According to the State of Network Operations :2026 from the Broadcom NetOps group, the reason for this self-assessment is that two-thirds of respondents report persistent cloud and internet blind spots. Organizations are outsourcing the majority of their service delivery path to networks they don’t own, and 87% of them still cannot see beyond the user’s wireless router. This lack of visibility renders network operations teams virtually helpless when a user calls to complain about voice drops or application slowness. Without seeing the external network hops—the Verizon Fios, the Comcast, the path through various ISPs to Google Cloud or Microsoft Azure—triage is impossible.

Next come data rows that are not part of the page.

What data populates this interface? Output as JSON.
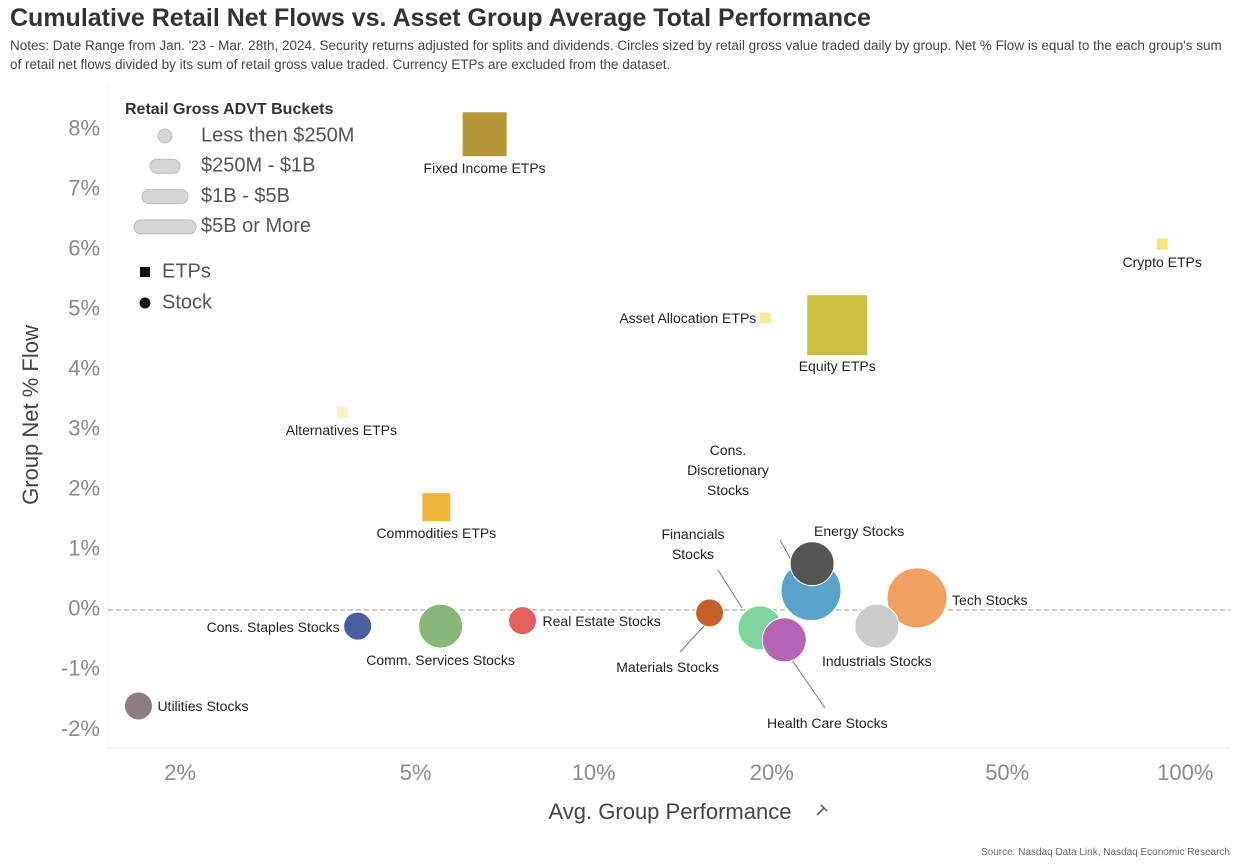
{
  "chart_data": {
    "type": "scatter",
    "title": "Cumulative Retail Net Flows vs. Asset Group Average Total Performance",
    "subtitle": "Notes: Date Range from Jan. '23 - Mar. 28th, 2024. Security returns adjusted for splits and dividends. Circles sized by retail gross value traded daily by group. Net % Flow is equal to the each group's sum of retail net flows divided by its sum of retail gross value traded. Currency ETPs are excluded from the dataset.",
    "source": "Source: Nasdaq Data Link, Nasdaq Economic Research",
    "x_label": "Avg. Group Performance",
    "y_label": "Group Net % Flow",
    "x_scale": "log",
    "xlim": [
      1.51,
      119
    ],
    "ylim": [
      -2.3,
      8.74
    ],
    "xticks": [
      {
        "value": 2,
        "label": "2%"
      },
      {
        "value": 5,
        "label": "5%"
      },
      {
        "value": 10,
        "label": "10%"
      },
      {
        "value": 20,
        "label": "20%"
      },
      {
        "value": 50,
        "label": "50%"
      },
      {
        "value": 100,
        "label": "100%"
      }
    ],
    "yticks": [
      {
        "value": -2,
        "label": "-2%"
      },
      {
        "value": -1,
        "label": "-1%"
      },
      {
        "value": 0,
        "label": "0%"
      },
      {
        "value": 1,
        "label": "1%"
      },
      {
        "value": 2,
        "label": "2%"
      },
      {
        "value": 3,
        "label": "3%"
      },
      {
        "value": 4,
        "label": "4%"
      },
      {
        "value": 5,
        "label": "5%"
      },
      {
        "value": 6,
        "label": "6%"
      },
      {
        "value": 7,
        "label": "7%"
      },
      {
        "value": 8,
        "label": "8%"
      }
    ],
    "reference_line": 0,
    "size_legend_title": "Retail Gross ADVT Buckets",
    "size_buckets": [
      "Less then $250M",
      "$250M - $1B",
      "$1B - $5B",
      "$5B or More"
    ],
    "shapes": [
      "ETPs",
      "Stock"
    ],
    "points": [
      {
        "name": "Fixed Income ETPs",
        "x": 6.54,
        "y": 7.92,
        "shape": "ETPs",
        "bucket": "$1B - $5B",
        "color": "#b5973a"
      },
      {
        "name": "Crypto ETPs",
        "x": 91.4,
        "y": 6.09,
        "shape": "ETPs",
        "bucket": "Less then $250M",
        "color": "#f7e57c"
      },
      {
        "name": "Asset Allocation ETPs",
        "x": 19.5,
        "y": 4.86,
        "shape": "ETPs",
        "bucket": "Less then $250M",
        "color": "#f6ec9f"
      },
      {
        "name": "Equity ETPs",
        "x": 25.8,
        "y": 4.74,
        "shape": "ETPs",
        "bucket": "$5B or More",
        "color": "#c9bf42"
      },
      {
        "name": "Alternatives ETPs",
        "x": 3.76,
        "y": 3.29,
        "shape": "ETPs",
        "bucket": "Less then $250M",
        "color": "#fbf0c0"
      },
      {
        "name": "Commodities ETPs",
        "x": 5.42,
        "y": 1.71,
        "shape": "ETPs",
        "bucket": "$250M - $1B",
        "color": "#f1b73c"
      },
      {
        "name": "Cons. Discretionary Stocks",
        "x": 23.3,
        "y": 0.32,
        "shape": "Stock",
        "bucket": "$5B or More",
        "color": "#5aa3c9"
      },
      {
        "name": "Energy Stocks",
        "x": 23.4,
        "y": 0.77,
        "shape": "Stock",
        "bucket": "$1B - $5B",
        "color": "#555555"
      },
      {
        "name": "Tech Stocks",
        "x": 35.2,
        "y": 0.2,
        "shape": "Stock",
        "bucket": "$5B or More",
        "color": "#f0a060"
      },
      {
        "name": "Industrials Stocks",
        "x": 30.1,
        "y": -0.27,
        "shape": "Stock",
        "bucket": "$1B - $5B",
        "color": "#cccccc"
      },
      {
        "name": "Financials Stocks",
        "x": 19.1,
        "y": -0.3,
        "shape": "Stock",
        "bucket": "$1B - $5B",
        "color": "#7fd49d"
      },
      {
        "name": "Health Care Stocks",
        "x": 21.0,
        "y": -0.5,
        "shape": "Stock",
        "bucket": "$1B - $5B",
        "color": "#b565b3"
      },
      {
        "name": "Materials Stocks",
        "x": 15.7,
        "y": -0.05,
        "shape": "Stock",
        "bucket": "$250M - $1B",
        "color": "#c4612a"
      },
      {
        "name": "Real Estate Stocks",
        "x": 7.58,
        "y": -0.18,
        "shape": "Stock",
        "bucket": "$250M - $1B",
        "color": "#e4605f"
      },
      {
        "name": "Comm. Services Stocks",
        "x": 5.51,
        "y": -0.27,
        "shape": "Stock",
        "bucket": "$1B - $5B",
        "color": "#88b878"
      },
      {
        "name": "Cons. Staples Stocks",
        "x": 3.99,
        "y": -0.27,
        "shape": "Stock",
        "bucket": "$250M - $1B",
        "color": "#4a5fa0"
      },
      {
        "name": "Utilities Stocks",
        "x": 1.7,
        "y": -1.6,
        "shape": "Stock",
        "bucket": "$250M - $1B",
        "color": "#8a7f7f"
      }
    ]
  }
}
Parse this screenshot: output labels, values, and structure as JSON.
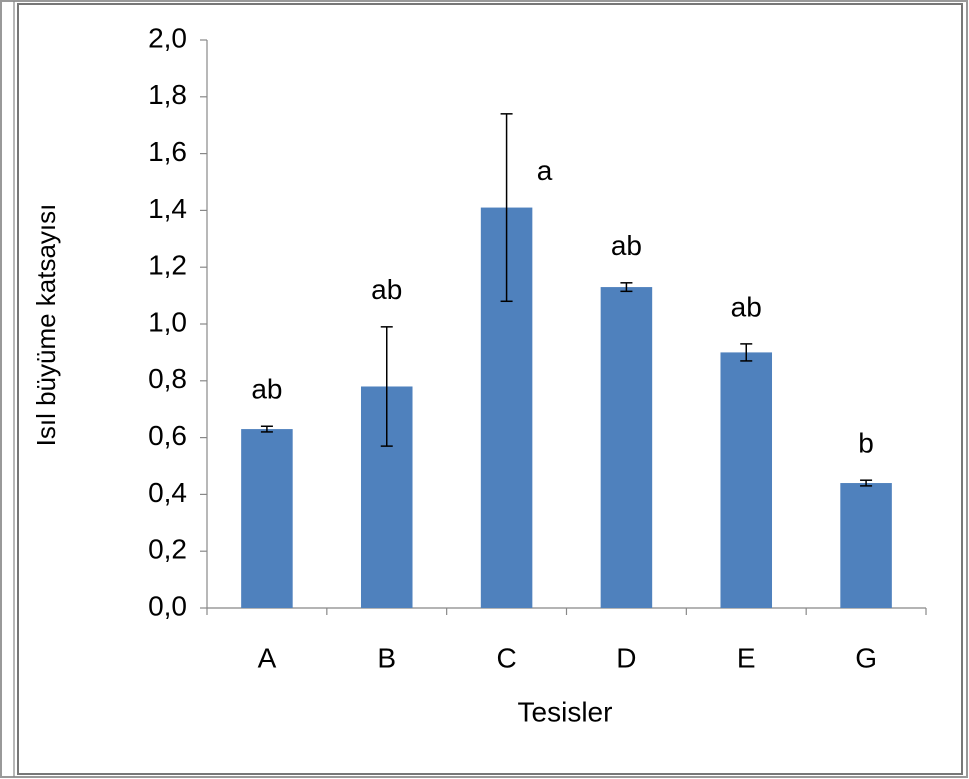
{
  "chart_data": {
    "type": "bar",
    "x_label": "Tesisler",
    "y_label": "Isıl büyüme katsayısı",
    "categories": [
      "A",
      "B",
      "C",
      "D",
      "E",
      "G"
    ],
    "values": [
      0.63,
      0.78,
      1.41,
      1.13,
      0.9,
      0.44
    ],
    "errors": [
      0.01,
      0.21,
      0.33,
      0.015,
      0.03,
      0.01
    ],
    "annotations": [
      "ab",
      "ab",
      "a",
      "ab",
      "ab",
      "b"
    ],
    "color": "#4f81bd",
    "ylim": [
      0,
      2.0
    ],
    "yticks": [
      {
        "value": 0,
        "label": "0,0"
      },
      {
        "value": 0.2,
        "label": "0,2"
      },
      {
        "value": 0.4,
        "label": "0,4"
      },
      {
        "value": 0.6,
        "label": "0,6"
      },
      {
        "value": 0.8,
        "label": "0,8"
      },
      {
        "value": 1.0,
        "label": "1,0"
      },
      {
        "value": 1.2,
        "label": "1,2"
      },
      {
        "value": 1.4,
        "label": "1,4"
      },
      {
        "value": 1.6,
        "label": "1,6"
      },
      {
        "value": 1.8,
        "label": "1,8"
      },
      {
        "value": 2.0,
        "label": "2,0"
      }
    ],
    "grid": false
  }
}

Organizations haven’t taken that visibility outside of their data centers in part because there aren’t many service providers that can help them gain that visibility. According to Jeremy Rossbach, chief technical evangelist at Broadcom NetOps, there are two: Cisco, which provides outside-in visibility, and Broadcom, which offers inside-out visibility into blind spots. “There are multiple, multiple hops” along the network to connect someone at home to a meeting application, he said. “The first network hop would be your wireless router, and then the second would be to the residential ISP outside of your house, all the way to connecting to a cloud provider and the WebEx. So I have blind spots right now, because I’m not running the software that would monitor this. But my blind spots are everything after my wireless router, which means if I call and complain to Broadcom that I just got interviewed, and the guy said that my voice was dropping out every 30 seconds, the Broadcom guy would be like, I don’t know how to help you. You’re not on our network.”

Meanwhile, according to the survey, 92% of network leaders plan to deploy AI-enabled network observability solutions. But if that effort comes before you have a foundation for data collection, it’s “like putting the cart before the horse,” Rossbach said.  AI is only as good as the information it consumes. If you are feeding your AI engine a network dataset with massive blind spots, the result will be an AI remediation assistant with some blindness. 

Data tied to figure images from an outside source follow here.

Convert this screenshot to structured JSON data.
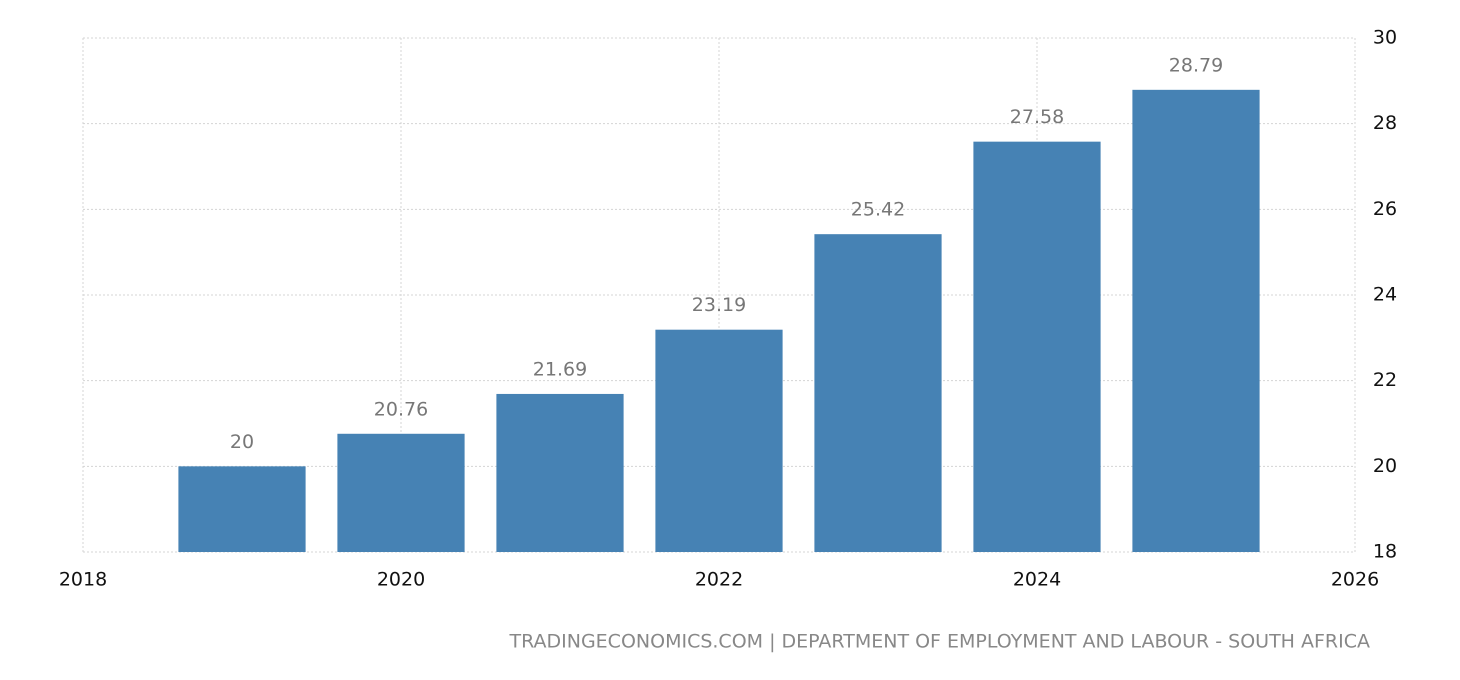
{
  "chart_data": {
    "type": "bar",
    "source": "TRADINGECONOMICS.COM | DEPARTMENT OF EMPLOYMENT AND LABOUR - SOUTH AFRICA",
    "x": [
      2019,
      2020,
      2021,
      2022,
      2023,
      2024,
      2025
    ],
    "values": [
      20,
      20.76,
      21.69,
      23.19,
      25.42,
      27.58,
      28.79
    ],
    "color": "#4682b4",
    "xlim": [
      2018,
      2026
    ],
    "xticks": [
      2018,
      2020,
      2022,
      2024,
      2026
    ],
    "ylim": [
      18,
      30
    ],
    "yticks": [
      18,
      20,
      22,
      24,
      26,
      28,
      30
    ],
    "grid": true,
    "y_axis_side": "right"
  }
}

The answer, Rossbach said, is to create an “AI-ready network.” This involves creating inside-out visibility, using automation to scale, and using AI for predictive analysis.

Inside-out visibility involves deploying a software agent on the client or in the cloud, capable of mapping the entire network path from the client to the application destination. This capability generates what we call “network innocence.” It’s the ability to pinpoint the source of an issue, whether it’s a router on a public IP address or a server in a cloud network having 60% packet loss. This real-time, undeniable evidence builds the trust required for the next stage.

As for automation, the survey found that only 27% of organizations have a mature automation practice. The primary hurdle is a lack of trust—no one wants to automate a remediation that could take down a branch office based on incomplete or suspect data. By resolving the visibility crisis, we create a data set that is trusted, allowing the AI to provide predictable, trustworthy recommendations. Once you establish that trust,  you can automate the responses.

Finally, instead of acting blindly, the AI system can ingest a complete, trustworthy data set to find solutions in seconds that would take human engineers hours. This is how AI shifts from being a mere troubleshooting tool to a system that provides true foresight, suggesting necessary config rollbacks or network path changes before a failure impacts the customer.

Looking to the near future, Rossbach envisioned a time when “maybe one day we won’t have to collect data and store it. Maybe one day somebody calls and says, ‘Something isn’t working.” And I say, ‘Hey, my AI Assistant, can you figure out why? Someone is calling and saying she can’t get to Gmail,’ and it’s smart enough to go get real time performance data or utilization data and map out the network hop. But for now, we’ve got to give it a head start, which is data. It’s got to learn. We’ll get there one day.”